The arts, both visual and performing, are amazing ways to build strong relationships and a deep sense of community within a school. They also function as a way for people to express themselves and bring attention to the problems long overlooked in schools and society, such as prejudice and unjust violence, among many others.
Teachers and students at Denali all agree Denali needs more. More visual arts. More drama. More opportunities for students to create.
But why can’t schools just put everything into sports and call it a day? What’s the difference? According to Mathew Scicluna, the Visual Arts teacher at Denali, art was the first way he found to express himself as an individual as opposed to “a team in a sport or … as a student in a class.”
Mr. Scicluna went on to say that the culture people come from and the community they live in both affect the kind of pieces they create.
Keith Brown, the Stage Combat teacher, agreed, saying: “(Art) really teaches a person about their soul. Any kind of art is what reminds people what being human is like.”
Skyler Sauer, a Denali freshman, explained that “[Performing arts] has helped me make a lot of friends. I did a show in middle school and that helped build community.”

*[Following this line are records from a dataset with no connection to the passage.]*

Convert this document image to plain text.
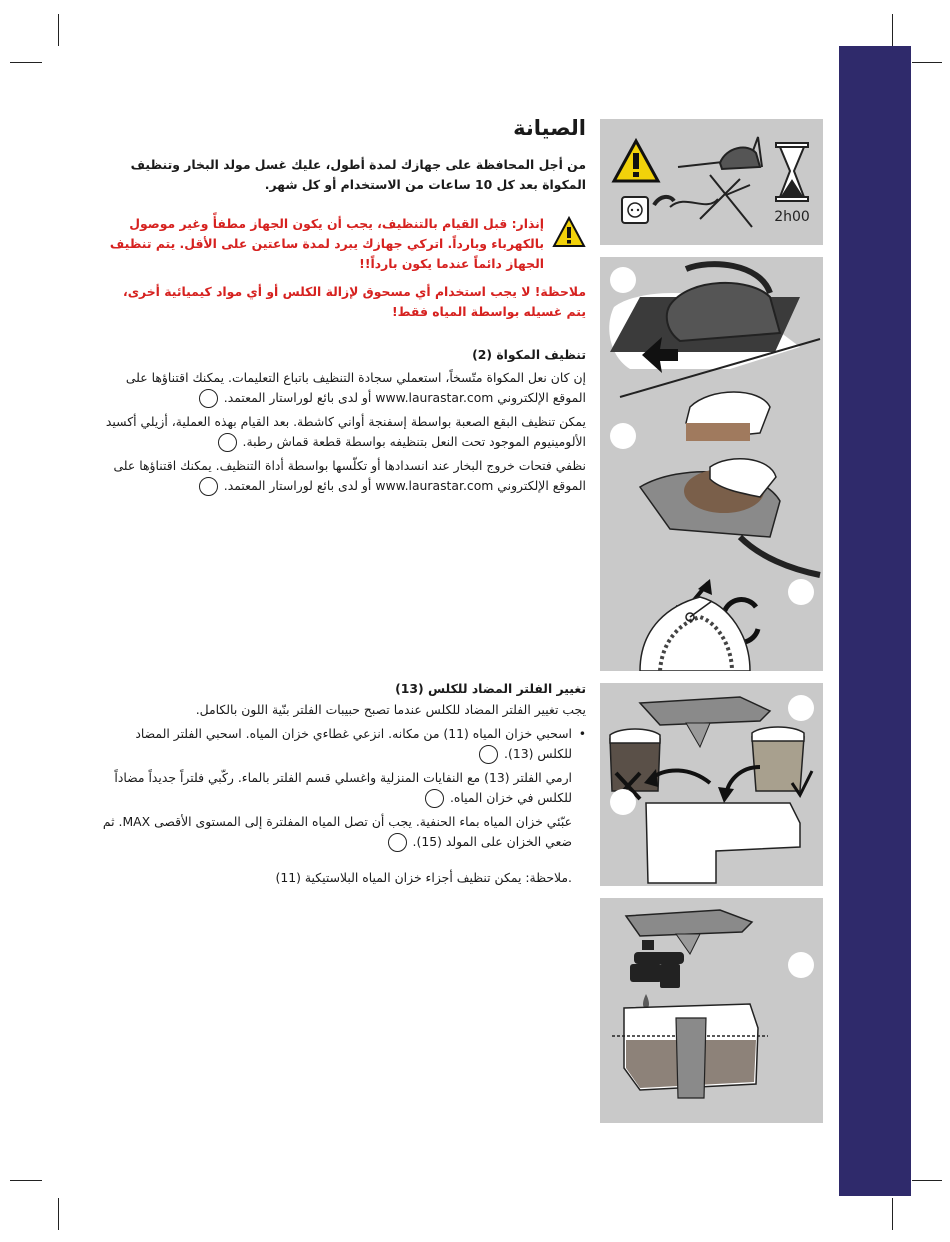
الصيانة
من أجل المحافظة على جهازك لمدة أطول، عليك غسل مولد البخار وتنظيف المكواة بعد كل 10 ساعات من الاستخدام أو كل شهر.
إنذار: قبل القيام بالتنظيف، يجب أن يكون الجهاز مطفأً وغير موصول بالكهرباء وبارداً. اتركي جهازك يبرد لمدة ساعتين على الأقل. يتم تنظيف الجهاز دائماً عندما يكون بارداً!!
ملاحظة! لا يجب استخدام أي مسحوق لإزالة الكلس أو أي مواد كيميائية أخرى، يتم غسيله بواسطة المياه فقط!
تنظيف المكواة (2)
إن كان نعل المكواة متّسخاً، استعملي سجادة التنظيف باتباع التعليمات. يمكنك اقتناؤها على الموقع الإلكتروني www.laurastar.com أو لدى بائع لوراستار المعتمد.
يمكن تنظيف البقع الصعبة بواسطة إسفنجة أواني كاشطة. بعد القيام بهذه العملية، أزيلي أكسيد الألومينيوم الموجود تحت النعل بتنظيفه بواسطة قطعة قماش رطبة.
نظفي فتحات خروج البخار عند انسدادها أو تكلّسها بواسطة أداة التنظيف. يمكنك اقتناؤها على الموقع الإلكتروني www.laurastar.com أو لدى بائع لوراستار المعتمد.
تغيير الفلتر المضاد للكلس (13)
يجب تغيير الفلتر المضاد للكلس عندما تصبح حبيبات الفلتر بنّية اللون بالكامل.
•
اسحبي خزان المياه (11) من مكانه. انزعي غطاءي خزان المياه. اسحبي الفلتر المضاد للكلس (13).
ارمي الفلتر (13) مع النفايات المنزلية واغسلي قسم الفلتر بالماء. ركّبي فلتراً جديداً مضاداً للكلس في خزان المياه.
عبّئي خزان المياه بماء الحنفية. يجب أن تصل المياه المفلترة إلى المستوى الأقصى MAX. ثم ضعي الخزان على المولد (15).
.ملاحظة: يمكن تنظيف أجزاء خزان المياه البلاستيكية (11)
2h00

Introducing more arts into the Denali community might lead to the question of what responsibility artists have to their community. That’s where things get interesting. Kalyn Olson, the former Visual Arts teacher and current Expeditions dean at Denali, said, “I think [the responsibility is] to highlight and amplify the voices that don’t [get] heard either on television or on the media and so, if art can do that, and fulfill that responsibility to the community of making sure everyone feels valid and heard, then I think we’ve done our job.”
Mr. Brown agreed: “I know that once [the drama program] gets more established and there’s more chances for students to actually take drama classes, they’ll be able to address some of the things they see … In one of my other schools, I specifically saw students make a play about the way that bullies work at their school.”
Mr. Scicluna, on the other hand, is of another mind: “I feel like artists don’t have any responsibility to their community, but they should want to have a responsibility to their community,” he said. “Because artists are the storytellers of society, so they’re the ones who gets to say things that are a little bit awkward or uncomfortable.”
Allowing more time and space for art at Denali will allow students to take on more of a responsibility for their community and enable them to make an impact on their school community. The arts are a way for relationships to be built and for people to convey their emotions and bring attention to the problems in a community. In fact, according to PBS, the arts benefit children by helping to develop motor skills, language(s), decision making, visual learning, inventiveness and cultural awareness, as well as by improving academic performance, all essential skills to cultivate in order to be successful in life.